Battery type: Built in lithiumion. Travel rechargers available.

Main data input method: Graffiti

Extras available include: camera, keyboards

Mark Needham says: 'The city slicker's favourite. Has all the agenda and contact management you need in a sleek and shiny form.'


First find out your firm's policy - many companies recognise the business benefits of using palmtops, and may provide staff with a particular brand.

If that fails, decide first on the data input method, then it's mainly a question of price and style.

From the ones covered here, the choice is between the two Psions if you want a keyboard.

The Vmx has the better keyboard, but is £100 more.

If you are happy to learn Graffiti, you have a wide choice of Palm OS machines. The Vx is the best seller, the slickest to look at and the cheapest to run.

But the TRG Pro and especially the Visor are a better bet for users who need expandability; or who want to use standard batteries.

If you don't want to bother with Graffiti, the choice is between the various Pocket PCs (though some handwriting recognition software is available for Palms).

The Ipaq is the top machine at present - but it is also considerably more expensive than some other models on the market.

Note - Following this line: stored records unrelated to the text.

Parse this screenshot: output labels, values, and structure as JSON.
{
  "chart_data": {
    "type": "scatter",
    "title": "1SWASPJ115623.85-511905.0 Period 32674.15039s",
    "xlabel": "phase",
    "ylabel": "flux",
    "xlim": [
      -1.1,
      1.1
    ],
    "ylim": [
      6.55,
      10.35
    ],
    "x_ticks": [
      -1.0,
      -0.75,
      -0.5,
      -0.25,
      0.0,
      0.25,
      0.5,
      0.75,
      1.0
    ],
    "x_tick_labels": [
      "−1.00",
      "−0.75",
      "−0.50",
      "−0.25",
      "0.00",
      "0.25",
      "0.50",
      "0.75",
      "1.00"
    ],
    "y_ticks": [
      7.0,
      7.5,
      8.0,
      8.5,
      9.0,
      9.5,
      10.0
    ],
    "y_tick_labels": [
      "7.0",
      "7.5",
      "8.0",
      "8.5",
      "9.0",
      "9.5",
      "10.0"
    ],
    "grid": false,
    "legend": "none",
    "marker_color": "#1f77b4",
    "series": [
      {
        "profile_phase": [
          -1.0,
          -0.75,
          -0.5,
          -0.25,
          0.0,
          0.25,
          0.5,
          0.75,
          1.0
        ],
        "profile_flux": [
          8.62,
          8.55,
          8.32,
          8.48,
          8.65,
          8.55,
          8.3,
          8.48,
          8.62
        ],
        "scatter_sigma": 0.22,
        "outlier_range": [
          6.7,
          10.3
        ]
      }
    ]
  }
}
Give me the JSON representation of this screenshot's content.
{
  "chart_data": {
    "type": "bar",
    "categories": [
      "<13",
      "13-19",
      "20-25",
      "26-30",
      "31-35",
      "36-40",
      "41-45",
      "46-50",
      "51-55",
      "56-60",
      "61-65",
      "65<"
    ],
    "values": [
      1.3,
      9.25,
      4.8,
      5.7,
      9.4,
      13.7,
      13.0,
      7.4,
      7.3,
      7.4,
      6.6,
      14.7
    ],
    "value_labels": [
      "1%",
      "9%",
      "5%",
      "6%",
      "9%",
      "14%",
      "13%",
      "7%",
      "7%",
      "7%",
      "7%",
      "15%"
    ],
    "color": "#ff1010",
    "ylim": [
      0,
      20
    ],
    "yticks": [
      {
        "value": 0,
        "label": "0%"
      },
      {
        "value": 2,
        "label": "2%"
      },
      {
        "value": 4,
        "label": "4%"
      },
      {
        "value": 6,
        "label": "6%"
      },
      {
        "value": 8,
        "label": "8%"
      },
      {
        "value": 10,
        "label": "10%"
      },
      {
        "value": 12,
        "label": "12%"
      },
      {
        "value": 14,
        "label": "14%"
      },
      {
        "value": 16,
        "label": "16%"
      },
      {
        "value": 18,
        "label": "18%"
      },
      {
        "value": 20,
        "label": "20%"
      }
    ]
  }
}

Something a little different. . . . .

Less likely to arrive on Santa's sleigh, but possibly more appropriate for use on site, are the latest models in Itronix's Husky fex21 range. These wireless handheld PCs have been made especially rugged for use in the kind of tough situations civil engineers encounter. They cost between £999 and £1199, and come with the usual software plus client/server and GSM applications, and the new models have improved radio performance.